J’ai commencé tout simplement la photographie avec ce qui se trouvait être le plus proche de moi, c’est à dire mes amis, et mon entourage en général. Au début, j’étais très attirée par le fait de prendre des gens en photo, leurs expressions du visage, leurs mouvements dans l’espace. Et pendant longtemps, c’est sur cette pratique plutôt portraitiste que je me suis focalisée, avec toujours cette envie d’avoir des sujets humains au cœur de mon propos photographique. J’ai donc alterné les prises de vue spontanées (dans la rue, en soirée…), et d’autres prises plus mises en scène (j’ai souvent organisé des shootings, en intérieur, avec une ou deux personnes choisies au préalable. J’ai d’ailleurs énormément aimé ce travail de partage avec les modèles. Ils se sentaient généralement à l’aise, ils m’ont souvent proposé des idées de composition et de pose, et je me laissais volontiers aller à les accepter, c’était toujours un moment de partage très agréable et le résultat s’en trouvait bien meilleur.

Ces derniers temps, je suis de plus en plus attirée par des sujets inanimés, qui ne sont pas humains, des sujets inertes, auxquels on ne porte pas forcément attention lorsqu’on marche dans la rue - des plantes, des tâches et des striures dans le sol, des objets oubliés ou qui n’ont rien à faire là... Je suis d’ailleurs en train de développer mon projet personnel de fin d’année d’étude autour de ce thème : donner à voir « une autre réalité ». En me rapprochant très près de ces sujets, je cherche à les transformer, à leur donner une toute autre forme, à dérouter quiconque regarderait les photos, et se demanderait « mais de quoi peut-il bien s’agir ? ». Ce travail de désorientation a, quant à lui, toujours fait partie de mon travail. Je tente d’apporter une dimension onirique, mystérieuse, étrange et déroutante dans l’ensemble de mes images. Pour cela, j’utilise plusieurs procédés ; l’utilisation du noir et blanc, quasi systématique, la prise de vue au boîtier argentique dans le but de donner beaucoup de grain et une autre temporalité, la multi exposition, le travail du flou, et l’accentuation des contrastes.

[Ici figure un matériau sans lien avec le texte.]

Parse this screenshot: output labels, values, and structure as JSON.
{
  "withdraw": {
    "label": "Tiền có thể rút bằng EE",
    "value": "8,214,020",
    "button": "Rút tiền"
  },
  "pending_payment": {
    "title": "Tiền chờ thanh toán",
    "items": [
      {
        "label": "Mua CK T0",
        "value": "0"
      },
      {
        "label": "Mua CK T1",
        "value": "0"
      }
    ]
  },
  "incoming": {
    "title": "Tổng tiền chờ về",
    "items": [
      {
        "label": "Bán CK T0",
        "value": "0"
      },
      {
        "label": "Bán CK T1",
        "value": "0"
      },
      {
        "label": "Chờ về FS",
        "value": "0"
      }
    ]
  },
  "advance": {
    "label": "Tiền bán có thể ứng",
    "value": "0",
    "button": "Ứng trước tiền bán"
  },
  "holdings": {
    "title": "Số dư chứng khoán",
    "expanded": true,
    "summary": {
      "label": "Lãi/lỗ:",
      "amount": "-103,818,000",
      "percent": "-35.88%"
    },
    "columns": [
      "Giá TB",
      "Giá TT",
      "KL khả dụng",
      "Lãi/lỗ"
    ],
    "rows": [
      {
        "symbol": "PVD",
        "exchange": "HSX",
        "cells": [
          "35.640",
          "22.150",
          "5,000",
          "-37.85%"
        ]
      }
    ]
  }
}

Depuis mon entrée à Bloo, l’enseignement est tellement riche que mes idées et inspirations fusent. C’est très épanouissant, tant sur le plan personnel qu’artistique. Presque chaque jour, une nouvelle envie de série photographique, de test, d’innovation me vient à l’esprit. Je prends toujours le soin, à n’importe quel moment, de les noter quelque part, afin de bien les développer après, et de les mettre en œuvre. Ma dernière idée est née hier soir pendant une séance de cinéma ; faire une série photographique à partir d’un assemblage de photogrammes -arrêt sur image, images photographiques d’un film. Cette série m’est venue entre autres dans le but de mêler la photographie avec mon autre passion, le cinéma. »


Cartel Carla Lesueur
Carla Lesueur, Les nuits de mon joli village II, novembre 2021.

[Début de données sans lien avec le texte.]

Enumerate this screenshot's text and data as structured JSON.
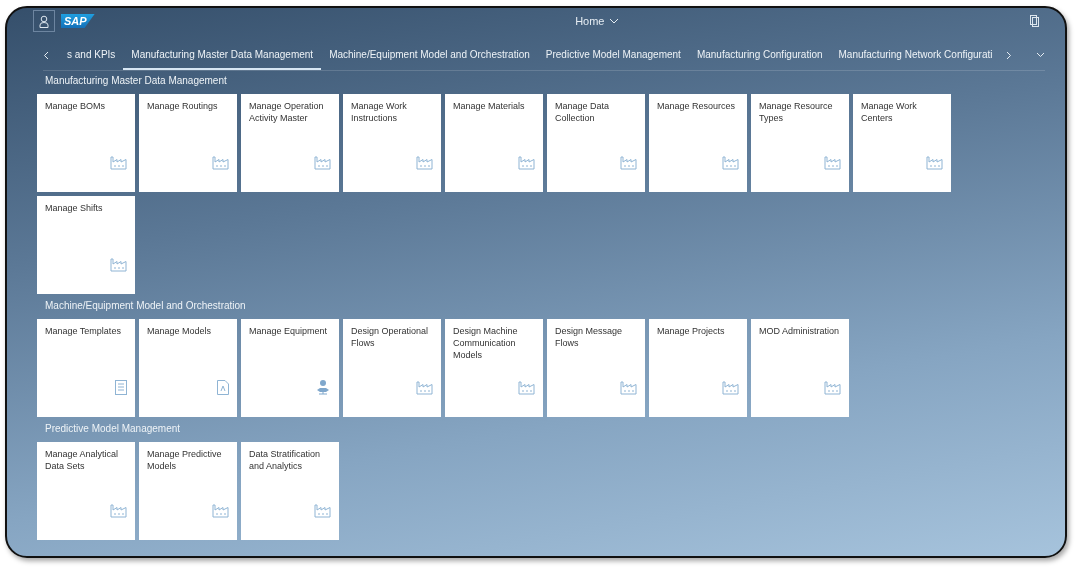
{
  "header": {
    "logo": "SAP",
    "title": "Home"
  },
  "tabs": [
    {
      "label": "s and KPIs",
      "selected": false
    },
    {
      "label": "Manufacturing Master Data Management",
      "selected": true
    },
    {
      "label": "Machine/Equipment Model and Orchestration",
      "selected": false
    },
    {
      "label": "Predictive Model Management",
      "selected": false
    },
    {
      "label": "Manufacturing Configuration",
      "selected": false
    },
    {
      "label": "Manufacturing Network Configurati",
      "selected": false
    }
  ],
  "groups": [
    {
      "title": "Manufacturing Master Data Management",
      "tiles": [
        {
          "title": "Manage BOMs",
          "kind": "factory"
        },
        {
          "title": "Manage Routings",
          "kind": "factory"
        },
        {
          "title": "Manage Operation Activity Master",
          "kind": "factory"
        },
        {
          "title": "Manage Work Instructions",
          "kind": "factory"
        },
        {
          "title": "Manage Materials",
          "kind": "factory"
        },
        {
          "title": "Manage Data Collection",
          "kind": "factory"
        },
        {
          "title": "Manage Resources",
          "kind": "factory"
        },
        {
          "title": "Manage Resource Types",
          "kind": "factory"
        },
        {
          "title": "Manage Work Centers",
          "kind": "factory"
        },
        {
          "title": "Manage Shifts",
          "kind": "factory"
        }
      ]
    },
    {
      "title": "Machine/Equipment Model and Orchestration",
      "tiles": [
        {
          "title": "Manage Templates",
          "kind": "list"
        },
        {
          "title": "Manage Models",
          "kind": "document"
        },
        {
          "title": "Manage Equipment",
          "kind": "person"
        },
        {
          "title": "Design Operational Flows",
          "kind": "factory"
        },
        {
          "title": "Design Machine Communication Models",
          "kind": "factory"
        },
        {
          "title": "Design Message Flows",
          "kind": "factory"
        },
        {
          "title": "Manage Projects",
          "kind": "factory"
        },
        {
          "title": "MOD Administration",
          "kind": "factory"
        }
      ]
    },
    {
      "title": "Predictive Model Management",
      "tiles": [
        {
          "title": "Manage Analytical Data Sets",
          "kind": "factory"
        },
        {
          "title": "Manage Predictive Models",
          "kind": "factory"
        },
        {
          "title": "Data Stratification and Analytics",
          "kind": "factory"
        }
      ]
    }
  ]
}
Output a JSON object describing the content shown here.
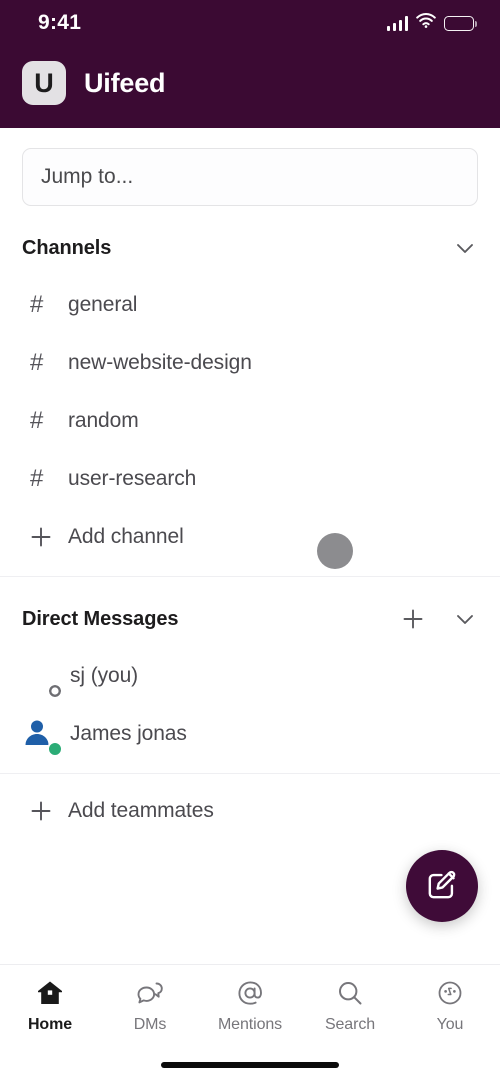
{
  "meta": {
    "colors": {
      "header_purple": "#3B0A33",
      "fab_purple": "#3F0B38",
      "online_green": "#2BAC76",
      "text_primary": "#1D1C1D",
      "text_secondary": "#4B4A4F",
      "divider": "#EFEFF2",
      "cursor_gray": "#8C8C8F"
    }
  },
  "status_bar": {
    "time": "9:41",
    "icons": [
      "cellular-signal-icon",
      "wifi-icon",
      "battery-icon"
    ]
  },
  "header": {
    "logo_letter": "U",
    "logo_name": "workspace-logo",
    "workspace_name": "Uifeed"
  },
  "search": {
    "placeholder": "Jump to...",
    "value": ""
  },
  "channels_section": {
    "title": "Channels",
    "collapse_icon": "chevron-down-icon",
    "items": [
      {
        "glyph": "#",
        "label": "general"
      },
      {
        "glyph": "#",
        "label": "new-website-design"
      },
      {
        "glyph": "#",
        "label": "random"
      },
      {
        "glyph": "#",
        "label": "user-research"
      }
    ],
    "add_action": {
      "glyph": "+",
      "label": "Add channel"
    }
  },
  "dm_section": {
    "title": "Direct Messages",
    "add_icon": "plus-icon",
    "collapse_icon": "chevron-down-icon",
    "items": [
      {
        "label": "sj (you)",
        "avatar": "photo-avatar",
        "presence": "away"
      },
      {
        "label": "James jonas",
        "avatar": "person-icon",
        "presence": "online"
      }
    ],
    "add_action": {
      "glyph": "+",
      "label": "Add teammates"
    }
  },
  "fab": {
    "name": "compose-button",
    "icon": "compose-icon"
  },
  "tabbar": {
    "tabs": [
      {
        "label": "Home",
        "icon": "home-icon",
        "active": true
      },
      {
        "label": "DMs",
        "icon": "chat-bubbles-icon",
        "active": false
      },
      {
        "label": "Mentions",
        "icon": "at-sign-icon",
        "active": false
      },
      {
        "label": "Search",
        "icon": "magnifier-icon",
        "active": false
      },
      {
        "label": "You",
        "icon": "face-circle-icon",
        "active": false
      }
    ]
  }
}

En tant que jeune artiste, comment partages-tu ton travail avec le public ? Les réseaux sociaux et les sites sont-ils tes moyens de communication ou démarches-tu des institutions pour exposer ton travail ? Peux-tu parler de tes moyens de communication et de la manière dont tu interagis avec le public ?



« Je partage majoritairement mon travail via Instagram et un site internet que j’ai créé récemment. Je commence à constituer une petite communauté sur ce réseau social, sur lequel je partage mes photographies à raison d’une tous les deux jours en moyenne. La récurrence de ces partages permet de créer des liens avec des personnes partageant le même contenu que moi et par conséquent, une diffusion plus rapide et massive. En matière de communication, je passe beaucoup de temps sur ce réseau afin de trouver moi-même des comptes qui m’inspirent et me plaisent; on peut s’envoyer des messages, se poser des questions, avoir des interactions via des sondages avec notre communauté.

J’ai aussi créé moi-même mon propre site, qui rassemble en cinq séries une représentation de mon travail.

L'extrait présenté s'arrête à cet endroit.